Reflexionaban, con el cuello recogido, como cormoranes aplastados por el pensamiento.

– No somos responsables -dijo uno.

Todos aprobaron. Se levantaron, sin embargo, y fueron a continuar su juego en una tienda próxima, cuyo propietario no se atrevió a echarlos. Un montón de uniformes quedó solo, en medio del puesto.

* * *

Alegre y desconfiado, Chen caminaba hacia uno de los puestos centrales: «Todo va bien -pensaba-, pero éstos son casi tan pobres como nosotros…» Los rusos blancos y los soldados del tren blindado se batirían. Los oficiales, también. Detonaciones lejanas, sordas, como si el cielo bajo las hubiese debilitado, sacudían el aire hacia el centro de la ciudad.

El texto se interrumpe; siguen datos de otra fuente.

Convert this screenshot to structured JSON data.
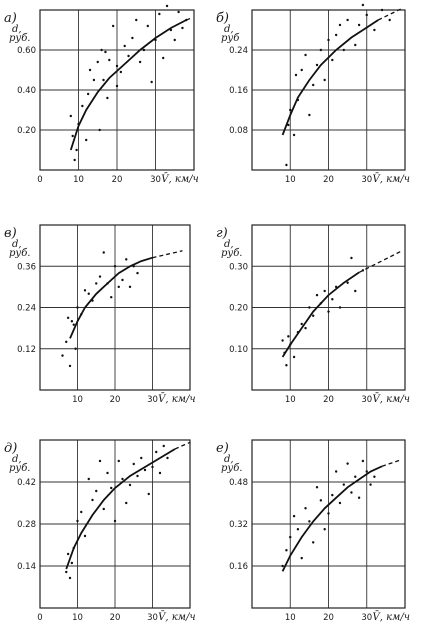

En una plazuela, la tropa -todos los hombres iban armados ya, incluso los portadores de latas- vaciló un instante, buscó algo con la mirada. De los cruceros y de los paquebotes, que no podían descargar sus mercancías, ascendían las masas oblicuas de humo que el viento pesado disipaba en la misma dirección en que corrían los insurrectos, como si el cielo participase de la insurrección. El nuevo puesto era un antiguo hotel de ladrillo rojo, de un solo piso; dos centinelas, uno a cada lado de la puerta, con la bayoneta calada. Chen sabía que la policía especial estaba alerta desde hacía tres días, y sus hombres destrozados a causa de aquella guardia perpetua. Allí había algunos oficiales, unos cincuenta mauseristas de la policía, bien pagados, y diez soldados. ¡Vivir, vivir, por lo menos durante los ocho días siguientes! Chen se había detenido en la esquina de la calle. Las armas se encontraban, sin duda, en los armeros del piso bajo, en la habitación de la derecha -el cuerpo de guardia-, que precedía al despacho de un oficial. Chen y dos de sus hombres se habían introducido allí varias veces, durante aquella semana. Eligió diez hombres sin fusil, les hizo que ocultasen los revólveres en las blusas y avanzó con ellos. Pasada la esquina de la calle, los centinelas los vieron acercarse; desconfiando de todos, no se defendían ya; las delegaciones obreras iban con frecuencia a entrevistarse con el oficial, de ordinario para llevarle propinas, operación que requería muchas garantías y personas.